It's estimated there are 175 million country-to-country migrants in the world today. The worldwide introduction of labor-replacing technology and the globalization of the economy are driving this unprecedented migration. A global movement of workers is developing to provide for their families. Millions of workers are migrating from Mexico to the United States, from Guatemala to Mexico, from Bolivia to Chile, from Africa to Spain, France, and England. Capitalism in the age of electronics forces them, in the millions, to migrate, searching for a buyer for their labor power at whatever price.

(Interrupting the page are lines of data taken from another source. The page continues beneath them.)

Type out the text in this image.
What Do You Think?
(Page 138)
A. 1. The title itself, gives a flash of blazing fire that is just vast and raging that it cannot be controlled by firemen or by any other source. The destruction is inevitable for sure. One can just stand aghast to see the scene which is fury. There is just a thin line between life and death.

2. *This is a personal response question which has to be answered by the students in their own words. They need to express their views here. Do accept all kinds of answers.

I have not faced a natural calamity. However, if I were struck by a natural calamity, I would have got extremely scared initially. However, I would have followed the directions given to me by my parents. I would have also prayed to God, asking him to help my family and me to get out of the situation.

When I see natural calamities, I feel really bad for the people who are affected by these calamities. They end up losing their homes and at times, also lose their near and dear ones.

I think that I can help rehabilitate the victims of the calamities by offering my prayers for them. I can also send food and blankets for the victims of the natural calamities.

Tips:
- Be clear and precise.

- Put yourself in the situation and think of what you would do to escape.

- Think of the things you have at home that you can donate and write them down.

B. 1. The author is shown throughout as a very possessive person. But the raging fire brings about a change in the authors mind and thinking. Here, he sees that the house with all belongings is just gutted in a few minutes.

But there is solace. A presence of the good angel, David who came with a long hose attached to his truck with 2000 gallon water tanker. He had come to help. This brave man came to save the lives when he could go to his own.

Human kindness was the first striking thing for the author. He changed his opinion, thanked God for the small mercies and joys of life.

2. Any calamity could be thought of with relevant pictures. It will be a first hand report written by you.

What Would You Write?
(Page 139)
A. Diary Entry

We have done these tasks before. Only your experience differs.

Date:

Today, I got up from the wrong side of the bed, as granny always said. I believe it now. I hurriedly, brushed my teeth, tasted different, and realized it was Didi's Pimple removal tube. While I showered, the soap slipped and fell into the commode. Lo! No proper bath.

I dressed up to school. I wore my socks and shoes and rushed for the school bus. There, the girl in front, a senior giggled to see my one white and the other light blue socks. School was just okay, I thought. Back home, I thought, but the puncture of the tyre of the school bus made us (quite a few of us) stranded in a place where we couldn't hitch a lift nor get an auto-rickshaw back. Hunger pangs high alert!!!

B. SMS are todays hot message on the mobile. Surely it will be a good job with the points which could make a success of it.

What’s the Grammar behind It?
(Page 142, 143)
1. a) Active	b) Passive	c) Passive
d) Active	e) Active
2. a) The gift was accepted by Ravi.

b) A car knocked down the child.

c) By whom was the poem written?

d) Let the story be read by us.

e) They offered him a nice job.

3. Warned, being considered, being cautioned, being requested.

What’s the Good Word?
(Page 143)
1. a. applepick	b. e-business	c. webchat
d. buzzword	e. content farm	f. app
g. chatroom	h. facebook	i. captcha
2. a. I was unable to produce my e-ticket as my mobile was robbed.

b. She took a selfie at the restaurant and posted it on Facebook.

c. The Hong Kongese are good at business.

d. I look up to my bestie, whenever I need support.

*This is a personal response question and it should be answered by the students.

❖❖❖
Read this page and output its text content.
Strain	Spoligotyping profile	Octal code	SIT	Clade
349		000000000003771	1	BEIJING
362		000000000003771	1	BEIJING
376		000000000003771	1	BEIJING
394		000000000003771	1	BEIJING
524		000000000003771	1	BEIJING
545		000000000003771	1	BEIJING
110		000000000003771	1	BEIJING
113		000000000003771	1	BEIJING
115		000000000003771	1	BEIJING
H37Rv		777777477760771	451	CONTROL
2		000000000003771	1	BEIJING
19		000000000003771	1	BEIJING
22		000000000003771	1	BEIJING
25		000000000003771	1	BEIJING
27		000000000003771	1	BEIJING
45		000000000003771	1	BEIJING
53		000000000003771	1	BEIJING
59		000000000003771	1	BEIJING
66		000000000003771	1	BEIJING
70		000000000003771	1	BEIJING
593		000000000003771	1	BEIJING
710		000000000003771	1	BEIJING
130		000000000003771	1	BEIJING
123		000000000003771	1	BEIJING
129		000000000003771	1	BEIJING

The global corporate employers cannot promise a job or a safety net to anyone -- documented or undocumented. The worst fear of the corporations is that, under the steadily worsening conditions, the workers will unite as a class across borders, and act in their own interests. Thus, the corporations are pitting workers against one another and using the fears they have cultivated to win a section of workers over to support for eliminating civil liberties for immigrants. In reality, the attack against the immigrant worker is the leading edge of an attack on the rights of all workers.
Civil liberties and human rights cannot be denied to one sector of society without ultimately denying them to the rest of the population. The attack against the immigrant is making clear the real question -- what comes first, the interests of private property, or the well- being of the earth's people? Are the giant corporations going to run society in their interest, or are we going to take the corporations over and run them in society's interest?
There is no such thing as an illegal worker. By globalizing production, the corporations globalize the working class. This issue is not simply a fight for immigrant rights, as important as that is. It is a fight for the human rights of every person on this earth.